The remote learning trend was already in progress at the university level, where an increasing number of institutions have been offering courses online and requiring in-classroom students to complete assignments online. The coronavirus pandemic has accelerated this move to remote learning, as evidenced by Chegg's second-quarter results. Here are three things investors should take away from that release.
Chegg gets top scores from shareholders for its second-quarter performance
First, Chegg's revenue increased 63% year over year to reach $163 million, in a quarter that included the shift to remote learning in the middle of the semester. The growth was a significant acceleration from the 26% growth in revenue the prior year. With many universities around the world announcing they will stay with remote learning for the long term, the revenue increase is likely to continue for the rest of the year. Chegg was confident enough in the sustainability of the increase to announce expectations of $607.5 million (midpoint) in revenue for 2020. That would be an increase of 48% from 2019.
Second, Chegg services subscribers increased to 3.9 million, up 29% from the same period a year ago.

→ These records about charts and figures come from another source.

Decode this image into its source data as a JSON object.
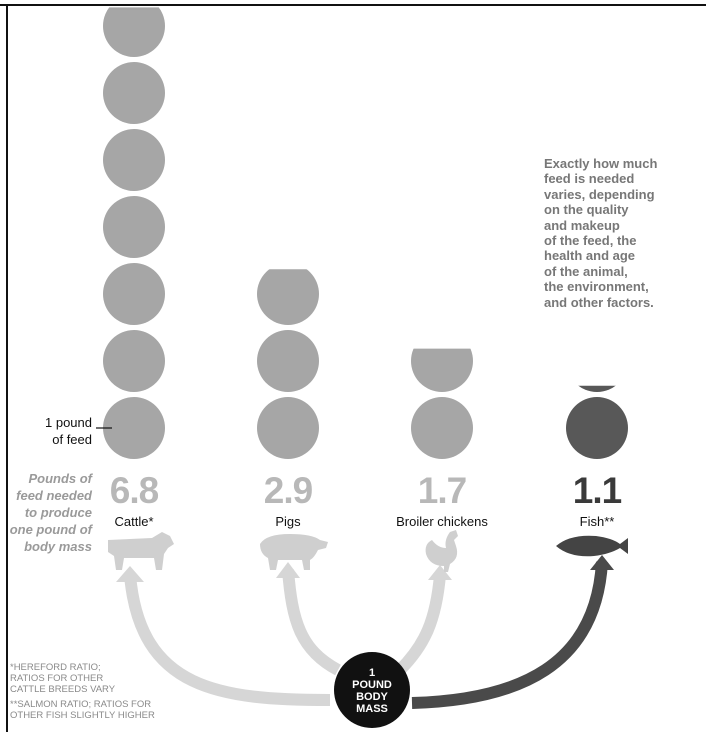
{
  "note": "Exactly how much\nfeed is needed\nvaries, depending\non the quality\nand makeup\nof the feed, the\nhealth and age\nof the animal,\nthe environment,\nand other factors.",
  "side_label": "Pounds of\nfeed needed\nto produce\none pound of\nbody mass",
  "unit_label": "1 pound\nof feed",
  "center_label": [
    "1",
    "POUND",
    "BODY",
    "MASS"
  ],
  "footnotes": [
    "*HEREFORD RATIO;\n RATIOS FOR OTHER\n CATTLE BREEDS VARY",
    "**SALMON RATIO; RATIOS FOR\n OTHER FISH SLIGHTLY HIGHER"
  ],
  "colors": {
    "light_circle": "#a6a6a6",
    "dark_circle": "#585858",
    "light_arrow": "#d6d6d6",
    "dark_arrow": "#4a4a4a",
    "value_light": "#b8b8b8",
    "value_dark": "#3a3a3a",
    "center_badge": "#111111"
  },
  "chart_data": {
    "type": "bar",
    "title": "",
    "ylabel": "Pounds of feed needed to produce one pound of body mass",
    "categories": [
      "Cattle*",
      "Pigs",
      "Broiler chickens",
      "Fish**"
    ],
    "icons": [
      "cow-icon",
      "pig-icon",
      "chicken-icon",
      "fish-icon"
    ],
    "values": [
      6.8,
      2.9,
      1.7,
      1.1
    ],
    "value_labels": [
      "6.8",
      "2.9",
      "1.7",
      "1.1"
    ],
    "highlight": [
      false,
      false,
      false,
      true
    ],
    "unit": "1 circle = 1 pound of feed"
  }
}
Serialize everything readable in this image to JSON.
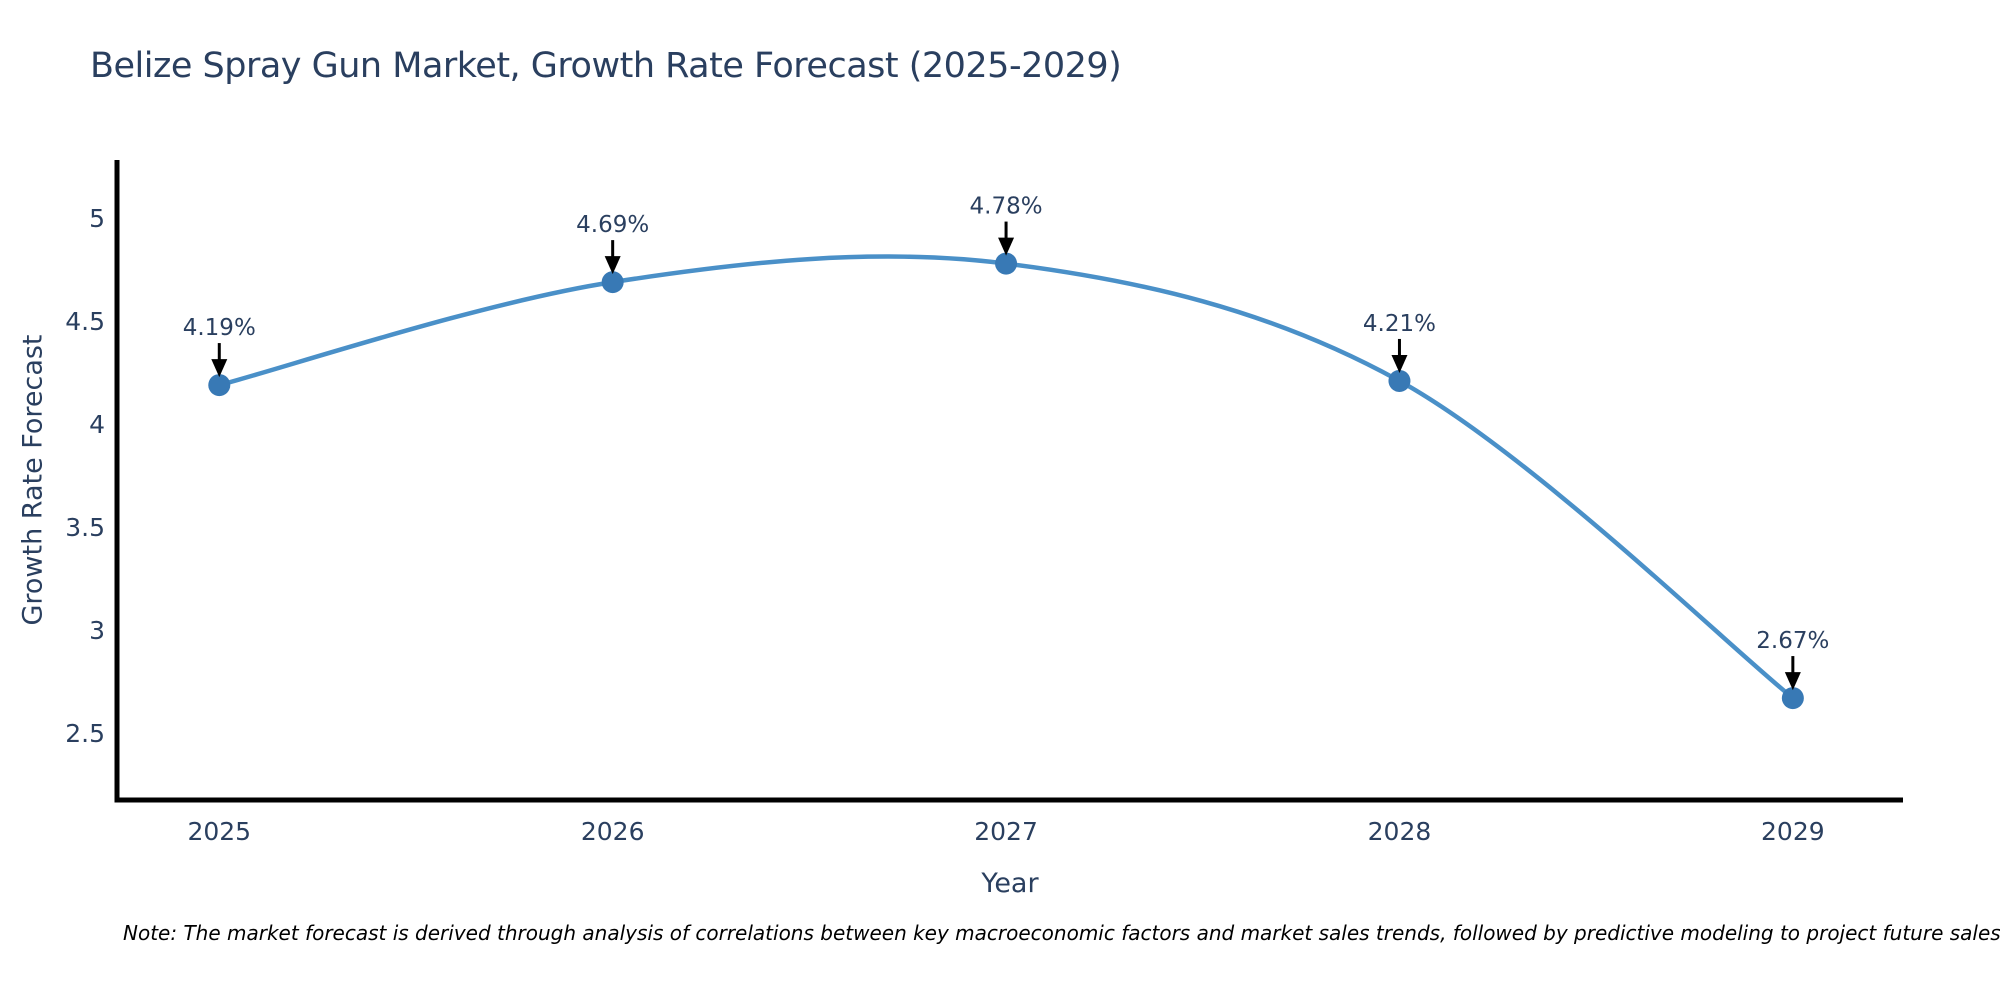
{
  "chart_data": {
    "type": "line",
    "title": "Belize Spray Gun Market, Growth Rate Forecast (2025-2029)",
    "xlabel": "Year",
    "ylabel": "Growth Rate Forecast",
    "x": [
      2025,
      2026,
      2027,
      2028,
      2029
    ],
    "series": [
      {
        "name": "Growth Rate Forecast",
        "values": [
          4.19,
          4.69,
          4.78,
          4.21,
          2.67
        ],
        "point_labels": [
          "4.19%",
          "4.69%",
          "4.78%",
          "4.21%",
          "2.67%"
        ]
      }
    ],
    "xticks": [
      "2025",
      "2026",
      "2027",
      "2028",
      "2029"
    ],
    "yticks": [
      2.5,
      3,
      3.5,
      4,
      4.5,
      5
    ],
    "xlim": [
      2024.74,
      2029.28
    ],
    "ylim": [
      2.175,
      5.283
    ],
    "line_shape": "spline",
    "grid": false,
    "legend_position": "none",
    "colors": {
      "line": "#4a90c8",
      "marker": "#3879b5",
      "arrow": "#000000",
      "label_text": "#2a3f5f",
      "axis_line": "#000000",
      "tick_text": "#2a3f5f"
    },
    "note": "Note: The market forecast is derived through analysis of correlations between key macroeconomic factors and market sales trends, followed by predictive modeling to project future sales"
  }
}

As students take more courses online, the value proposition is becoming stronger. For example, a student who enrolls in one course online pays a membership fee of roughly $15 a month for help with that online course. If that same student now takes an entire course load of four classes online, that membership fee to Chegg is spread across four classes instead of one.

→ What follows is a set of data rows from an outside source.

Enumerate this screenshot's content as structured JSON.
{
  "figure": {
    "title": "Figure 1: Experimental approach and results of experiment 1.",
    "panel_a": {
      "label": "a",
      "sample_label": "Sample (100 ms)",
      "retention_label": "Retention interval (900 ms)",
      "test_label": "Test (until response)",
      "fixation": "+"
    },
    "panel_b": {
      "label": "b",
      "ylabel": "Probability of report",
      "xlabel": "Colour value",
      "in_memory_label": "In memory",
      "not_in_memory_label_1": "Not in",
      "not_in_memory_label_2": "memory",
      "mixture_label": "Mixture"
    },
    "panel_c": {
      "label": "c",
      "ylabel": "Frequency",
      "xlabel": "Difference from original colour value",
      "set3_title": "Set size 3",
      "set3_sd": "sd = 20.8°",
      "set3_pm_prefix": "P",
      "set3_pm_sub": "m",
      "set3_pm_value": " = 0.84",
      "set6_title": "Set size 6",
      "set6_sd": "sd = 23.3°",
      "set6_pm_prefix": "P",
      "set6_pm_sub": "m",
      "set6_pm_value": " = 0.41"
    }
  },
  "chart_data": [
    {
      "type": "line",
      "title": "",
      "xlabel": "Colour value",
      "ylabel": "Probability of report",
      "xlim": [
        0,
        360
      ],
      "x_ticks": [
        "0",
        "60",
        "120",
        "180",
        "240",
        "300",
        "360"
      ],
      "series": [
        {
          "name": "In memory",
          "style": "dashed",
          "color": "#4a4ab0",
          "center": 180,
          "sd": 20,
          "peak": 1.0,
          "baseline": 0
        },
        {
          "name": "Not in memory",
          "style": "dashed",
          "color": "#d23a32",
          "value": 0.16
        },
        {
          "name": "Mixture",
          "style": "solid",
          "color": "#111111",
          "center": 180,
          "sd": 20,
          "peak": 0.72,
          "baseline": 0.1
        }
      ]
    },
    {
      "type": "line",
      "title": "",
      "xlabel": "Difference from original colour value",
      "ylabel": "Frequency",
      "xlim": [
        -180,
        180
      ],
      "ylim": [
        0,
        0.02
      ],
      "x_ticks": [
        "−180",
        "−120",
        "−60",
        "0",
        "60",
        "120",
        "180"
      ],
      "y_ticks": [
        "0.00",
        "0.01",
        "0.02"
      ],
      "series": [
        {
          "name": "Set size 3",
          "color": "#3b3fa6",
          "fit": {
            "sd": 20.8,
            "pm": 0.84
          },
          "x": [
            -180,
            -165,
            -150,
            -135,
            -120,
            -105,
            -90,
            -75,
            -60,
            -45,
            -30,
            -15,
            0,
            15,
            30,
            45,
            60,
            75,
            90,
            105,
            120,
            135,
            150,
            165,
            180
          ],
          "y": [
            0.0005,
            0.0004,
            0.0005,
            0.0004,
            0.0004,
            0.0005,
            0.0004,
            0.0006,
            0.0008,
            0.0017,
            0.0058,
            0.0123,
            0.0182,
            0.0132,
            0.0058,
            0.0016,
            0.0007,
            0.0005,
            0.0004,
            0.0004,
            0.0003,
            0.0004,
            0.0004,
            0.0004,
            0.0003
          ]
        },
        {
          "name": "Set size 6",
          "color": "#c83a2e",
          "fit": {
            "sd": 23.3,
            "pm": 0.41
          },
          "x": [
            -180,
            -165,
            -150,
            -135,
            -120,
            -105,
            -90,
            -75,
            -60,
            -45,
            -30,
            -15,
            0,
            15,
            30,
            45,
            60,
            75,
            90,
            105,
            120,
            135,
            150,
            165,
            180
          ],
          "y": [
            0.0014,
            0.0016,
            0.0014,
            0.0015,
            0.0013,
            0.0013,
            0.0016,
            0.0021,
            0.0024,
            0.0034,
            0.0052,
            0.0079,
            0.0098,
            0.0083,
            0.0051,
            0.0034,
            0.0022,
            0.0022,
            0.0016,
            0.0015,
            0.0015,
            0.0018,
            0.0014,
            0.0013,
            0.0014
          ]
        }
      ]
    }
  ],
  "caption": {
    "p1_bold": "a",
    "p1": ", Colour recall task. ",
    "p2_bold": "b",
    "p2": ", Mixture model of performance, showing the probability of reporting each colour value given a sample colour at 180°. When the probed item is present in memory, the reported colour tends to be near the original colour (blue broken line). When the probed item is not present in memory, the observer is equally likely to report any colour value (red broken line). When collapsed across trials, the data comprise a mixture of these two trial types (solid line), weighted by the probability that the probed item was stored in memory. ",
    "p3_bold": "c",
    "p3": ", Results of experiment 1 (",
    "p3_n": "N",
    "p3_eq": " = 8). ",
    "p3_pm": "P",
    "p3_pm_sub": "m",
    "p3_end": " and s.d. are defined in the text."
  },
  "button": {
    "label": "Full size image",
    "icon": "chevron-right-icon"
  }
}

Third, the company announced it is fast-tracking its solution to the problem of students who are sharing accounts. One of the levers the company can pull is limiting the number of questions that can be sent from one account to Chegg's hundreds of subject-matter experts. As demand for its services is increasing, Chegg will benefit by addressing the account sharing issue.

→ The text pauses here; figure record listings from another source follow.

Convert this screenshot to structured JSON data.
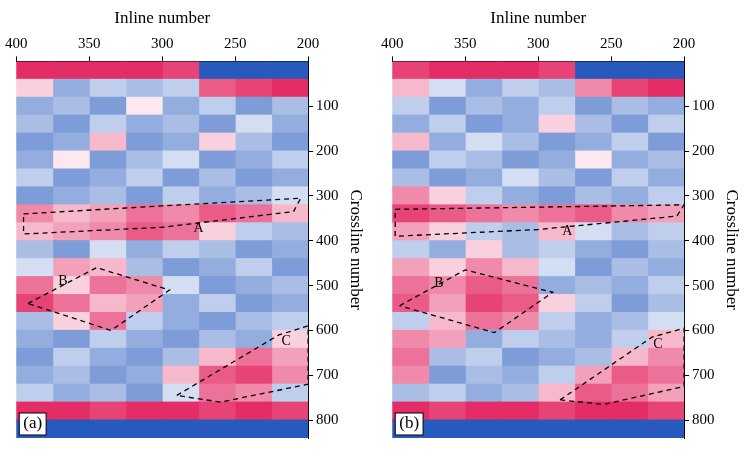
{
  "chart_data": [
    {
      "type": "heatmap",
      "panel": "(a)",
      "x_label": "Inline number",
      "y_label": "Crossline number",
      "xlim": [
        400,
        200
      ],
      "xticks": [
        400,
        350,
        300,
        250,
        200
      ],
      "ylim": [
        840,
        0
      ],
      "yticks": [
        100,
        200,
        300,
        400,
        500,
        600,
        700,
        800
      ],
      "grid": false,
      "zlim": [
        -1,
        1
      ],
      "cells": {
        "x": [
          212.5,
          237.5,
          262.5,
          287.5,
          312.5,
          337.5,
          362.5,
          387.5
        ],
        "y": [
          20,
          60,
          100,
          140,
          180,
          220,
          260,
          300,
          340,
          380,
          420,
          460,
          500,
          540,
          580,
          620,
          660,
          700,
          740,
          780,
          820
        ],
        "z": [
          [
            -1,
            -1,
            -1,
            0.8,
            0.9,
            0.9,
            0.9,
            0.9
          ],
          [
            0.9,
            0.8,
            0.7,
            -0.3,
            -0.4,
            -0.3,
            -0.5,
            0.2
          ],
          [
            -0.4,
            -0.6,
            -0.3,
            -0.5,
            0.1,
            -0.6,
            -0.4,
            -0.5
          ],
          [
            -0.5,
            -0.2,
            -0.6,
            -0.4,
            -0.5,
            -0.3,
            -0.6,
            -0.4
          ],
          [
            -0.6,
            -0.4,
            0.2,
            -0.5,
            -0.6,
            0.3,
            -0.5,
            -0.6
          ],
          [
            -0.3,
            -0.5,
            -0.6,
            -0.2,
            -0.4,
            -0.6,
            0.1,
            -0.5
          ],
          [
            -0.5,
            -0.6,
            -0.4,
            -0.6,
            -0.3,
            -0.5,
            -0.6,
            -0.3
          ],
          [
            -0.2,
            -0.4,
            -0.5,
            -0.3,
            -0.6,
            -0.4,
            -0.5,
            -0.6
          ],
          [
            0.3,
            0.6,
            0.7,
            0.5,
            0.6,
            0.4,
            0.3,
            0.5
          ],
          [
            -0.4,
            -0.3,
            0.2,
            0.6,
            0.7,
            0.5,
            0.4,
            0.3
          ],
          [
            -0.5,
            -0.6,
            -0.4,
            -0.3,
            -0.5,
            -0.2,
            -0.6,
            -0.4
          ],
          [
            -0.6,
            -0.3,
            -0.5,
            -0.6,
            -0.4,
            0.3,
            0.4,
            -0.2
          ],
          [
            -0.4,
            -0.5,
            -0.6,
            -0.2,
            0.5,
            0.6,
            0.2,
            0.6
          ],
          [
            -0.5,
            -0.6,
            -0.3,
            -0.5,
            0.4,
            0.3,
            0.6,
            0.8
          ],
          [
            -0.3,
            -0.4,
            -0.6,
            -0.5,
            -0.3,
            0.6,
            0.2,
            -0.4
          ],
          [
            0.2,
            -0.5,
            -0.4,
            -0.6,
            -0.5,
            -0.3,
            -0.6,
            -0.5
          ],
          [
            0.4,
            0.6,
            0.3,
            -0.4,
            -0.6,
            -0.5,
            -0.3,
            -0.6
          ],
          [
            0.5,
            0.8,
            0.7,
            0.3,
            -0.5,
            -0.6,
            -0.4,
            -0.5
          ],
          [
            -0.3,
            0.5,
            0.6,
            -0.2,
            -0.6,
            -0.4,
            -0.5,
            -0.3
          ],
          [
            0.8,
            0.9,
            0.8,
            0.9,
            0.9,
            0.8,
            0.9,
            0.9
          ],
          [
            -1,
            -1,
            -1,
            -1,
            -1,
            -1,
            -1,
            -1
          ]
        ]
      },
      "regions": [
        {
          "label": "A",
          "label_x": 275,
          "label_y": 372,
          "color": "#000000",
          "line_style": "dashed",
          "x": [
            395,
            205,
            210,
            300,
            395,
            395
          ],
          "y": [
            340,
            305,
            335,
            370,
            385,
            340
          ]
        },
        {
          "label": "B",
          "label_x": 368,
          "label_y": 490,
          "color": "#000000",
          "line_style": "dashed",
          "x": [
            392,
            345,
            295,
            335,
            392
          ],
          "y": [
            540,
            460,
            510,
            600,
            540
          ]
        },
        {
          "label": "C",
          "label_x": 215,
          "label_y": 625,
          "color": "#000000",
          "line_style": "dashed",
          "x": [
            290,
            220,
            200,
            200,
            260,
            290
          ],
          "y": [
            745,
            610,
            590,
            720,
            760,
            745
          ]
        }
      ]
    },
    {
      "type": "heatmap",
      "panel": "(b)",
      "x_label": "Inline number",
      "y_label": "Crossline number",
      "xlim": [
        400,
        200
      ],
      "xticks": [
        400,
        350,
        300,
        250,
        200
      ],
      "ylim": [
        840,
        0
      ],
      "yticks": [
        100,
        200,
        300,
        400,
        500,
        600,
        700,
        800
      ],
      "grid": false,
      "zlim": [
        -1,
        1
      ],
      "cells": {
        "x": [
          212.5,
          237.5,
          262.5,
          287.5,
          312.5,
          337.5,
          362.5,
          387.5
        ],
        "y": [
          20,
          60,
          100,
          140,
          180,
          220,
          260,
          300,
          340,
          380,
          420,
          460,
          500,
          540,
          580,
          620,
          660,
          700,
          740,
          780,
          820
        ],
        "z": [
          [
            -1,
            -1,
            -1,
            0.8,
            0.9,
            0.9,
            0.9,
            0.8
          ],
          [
            0.9,
            0.8,
            0.5,
            -0.4,
            -0.3,
            -0.5,
            -0.2,
            0.3
          ],
          [
            -0.5,
            -0.4,
            -0.6,
            -0.3,
            -0.5,
            -0.4,
            -0.6,
            -0.3
          ],
          [
            -0.3,
            -0.6,
            -0.4,
            0.2,
            -0.5,
            -0.6,
            -0.3,
            -0.5
          ],
          [
            -0.6,
            -0.3,
            -0.5,
            -0.6,
            -0.4,
            -0.2,
            -0.5,
            0.3
          ],
          [
            -0.4,
            -0.5,
            0.1,
            -0.5,
            -0.6,
            -0.4,
            -0.3,
            -0.6
          ],
          [
            -0.5,
            -0.3,
            -0.6,
            -0.4,
            -0.2,
            -0.5,
            -0.6,
            -0.4
          ],
          [
            -0.3,
            -0.5,
            -0.4,
            -0.6,
            -0.5,
            -0.3,
            0.2,
            0.5
          ],
          [
            0.4,
            0.5,
            0.7,
            0.6,
            0.5,
            0.6,
            0.7,
            0.8
          ],
          [
            -0.3,
            -0.4,
            -0.2,
            0.3,
            -0.4,
            -0.3,
            0.2,
            0.4
          ],
          [
            -0.4,
            -0.6,
            -0.5,
            -0.3,
            -0.4,
            0.2,
            -0.5,
            -0.3
          ],
          [
            -0.5,
            -0.4,
            -0.6,
            -0.2,
            0.3,
            0.5,
            0.2,
            0.4
          ],
          [
            -0.3,
            -0.5,
            -0.4,
            -0.5,
            0.6,
            0.7,
            0.5,
            0.6
          ],
          [
            -0.4,
            -0.6,
            -0.3,
            0.2,
            0.7,
            0.8,
            0.4,
            0.7
          ],
          [
            -0.2,
            -0.4,
            -0.5,
            -0.3,
            0.5,
            0.6,
            0.3,
            -0.3
          ],
          [
            0.3,
            -0.3,
            -0.5,
            -0.4,
            -0.3,
            -0.5,
            0.4,
            0.5
          ],
          [
            0.5,
            0.3,
            -0.4,
            -0.5,
            -0.6,
            -0.3,
            -0.4,
            0.6
          ],
          [
            0.6,
            0.7,
            0.4,
            -0.3,
            -0.5,
            -0.4,
            -0.6,
            0.5
          ],
          [
            0.4,
            0.6,
            0.7,
            0.3,
            -0.4,
            -0.5,
            -0.3,
            -0.4
          ],
          [
            0.8,
            0.9,
            0.9,
            0.8,
            0.9,
            0.9,
            0.8,
            0.9
          ],
          [
            -1,
            -1,
            -1,
            -1,
            -1,
            -1,
            -1,
            -1
          ]
        ]
      },
      "regions": [
        {
          "label": "A",
          "label_x": 280,
          "label_y": 380,
          "color": "#000000",
          "line_style": "dashed",
          "x": [
            398,
            200,
            205,
            300,
            398,
            398
          ],
          "y": [
            330,
            320,
            345,
            375,
            390,
            330
          ]
        },
        {
          "label": "B",
          "label_x": 368,
          "label_y": 495,
          "color": "#000000",
          "line_style": "dashed",
          "x": [
            395,
            350,
            290,
            330,
            395
          ],
          "y": [
            545,
            465,
            515,
            605,
            545
          ]
        },
        {
          "label": "C",
          "label_x": 218,
          "label_y": 630,
          "color": "#000000",
          "line_style": "dashed",
          "x": [
            285,
            222,
            200,
            200,
            255,
            285
          ],
          "y": [
            755,
            615,
            595,
            725,
            765,
            755
          ]
        }
      ]
    }
  ]
}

Students appreciate online learning, but will employers feel the same?
The shift to online learning is an ongoing trend that was exacerbated by the coronavirus pandemic, and it's not likely to be reversed. Interestingly, Chegg conducted a study that showed a majority of students believe online learning can be as legitimate, effective, and rigorous as in-person instruction. What remains to be seen is if employers will increasingly view online learning in the same light when considering job candidates and making hiring decisions.
Chegg's second-quarter results demonstrate the value it provides to students. The stock is poised for growth along with the shift to online learning as institutions are forced by the pandemic to choose remote instruction.